A good starting point to appreciate the potential benefits is “Therapy and Other Records in Sex Cases: Some Illustrations” by Alan D. Gold and Michael Lacy, ADGN/RP-060, April 2, 1998 (QL). The authors provide a review of cases where:
…the records were useful in establishing the tainting of apparent “memory”, improper therapeutic techniques, previous inconsistent statements, exaggeration, fabrication and ulterior motives in cases where objective evidence to disprove the allegations was otherwise not readily available (at para. 3).

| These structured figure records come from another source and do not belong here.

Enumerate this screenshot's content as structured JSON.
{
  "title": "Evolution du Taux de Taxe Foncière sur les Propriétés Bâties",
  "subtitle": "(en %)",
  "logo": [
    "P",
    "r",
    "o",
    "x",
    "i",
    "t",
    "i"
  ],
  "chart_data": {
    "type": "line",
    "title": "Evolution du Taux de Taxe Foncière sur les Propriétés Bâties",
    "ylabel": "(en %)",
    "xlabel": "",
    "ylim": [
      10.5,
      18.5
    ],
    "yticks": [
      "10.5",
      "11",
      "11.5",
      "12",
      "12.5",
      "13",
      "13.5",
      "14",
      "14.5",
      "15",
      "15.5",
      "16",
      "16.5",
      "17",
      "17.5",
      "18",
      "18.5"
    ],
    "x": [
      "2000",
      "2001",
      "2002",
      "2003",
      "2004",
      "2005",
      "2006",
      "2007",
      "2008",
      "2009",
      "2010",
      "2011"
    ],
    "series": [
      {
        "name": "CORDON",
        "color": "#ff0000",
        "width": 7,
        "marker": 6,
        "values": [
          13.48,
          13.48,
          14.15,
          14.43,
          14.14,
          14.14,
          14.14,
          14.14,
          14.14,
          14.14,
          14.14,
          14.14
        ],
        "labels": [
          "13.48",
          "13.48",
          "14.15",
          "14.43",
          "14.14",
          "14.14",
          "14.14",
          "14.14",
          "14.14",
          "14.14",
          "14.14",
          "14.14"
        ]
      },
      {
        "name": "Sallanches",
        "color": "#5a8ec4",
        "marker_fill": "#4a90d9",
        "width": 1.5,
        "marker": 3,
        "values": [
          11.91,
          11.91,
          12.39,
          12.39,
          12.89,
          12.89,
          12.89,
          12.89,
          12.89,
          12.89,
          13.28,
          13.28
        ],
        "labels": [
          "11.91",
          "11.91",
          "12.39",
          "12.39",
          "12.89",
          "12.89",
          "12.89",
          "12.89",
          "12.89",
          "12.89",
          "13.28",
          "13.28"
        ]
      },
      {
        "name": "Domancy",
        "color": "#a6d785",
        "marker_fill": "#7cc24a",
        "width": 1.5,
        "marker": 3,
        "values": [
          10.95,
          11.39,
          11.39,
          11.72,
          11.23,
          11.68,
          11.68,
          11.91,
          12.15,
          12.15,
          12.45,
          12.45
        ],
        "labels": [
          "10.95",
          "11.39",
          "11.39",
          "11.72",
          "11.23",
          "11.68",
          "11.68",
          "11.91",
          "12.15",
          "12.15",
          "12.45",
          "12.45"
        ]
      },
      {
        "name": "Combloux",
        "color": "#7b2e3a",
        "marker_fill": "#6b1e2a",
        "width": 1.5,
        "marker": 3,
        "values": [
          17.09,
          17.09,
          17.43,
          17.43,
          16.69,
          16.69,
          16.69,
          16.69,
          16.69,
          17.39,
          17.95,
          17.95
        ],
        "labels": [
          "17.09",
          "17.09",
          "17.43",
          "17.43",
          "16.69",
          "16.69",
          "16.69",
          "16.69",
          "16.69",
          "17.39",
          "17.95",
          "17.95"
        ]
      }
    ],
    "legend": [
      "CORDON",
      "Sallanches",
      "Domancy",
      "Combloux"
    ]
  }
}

In a prosecution involving multiple complainants, private records (consider electronic documents such as e-mails or social media posts) may also be useful for establishing collusion.
The Potential Drawbacks
The potential drawbacks of advancing an application for production of third party records include:
1) The application and the associated development of a sufficient evidentiary foundation are time-consuming and will represent a significant financial burden for an accused with limited resources;
2) New information may be uncovered that strengthens the Crown's case, that leads to a new, unrelated investigation, or that elevates the potential penalties (e.g. the record may establish that the alleged offence took place after a date when the punishment increased);
3) The trial judge may review information that casts the accused in a negative light; and
4) If the trial judge reviews the private record and does not order production to the accused, the trial judge will have had access to information about the case that defence counsel has not even seen.
The bottom line is that the decision to make an application for production is never automatic and must involve a careful consideration of the potential benefits and drawbacks for each accused.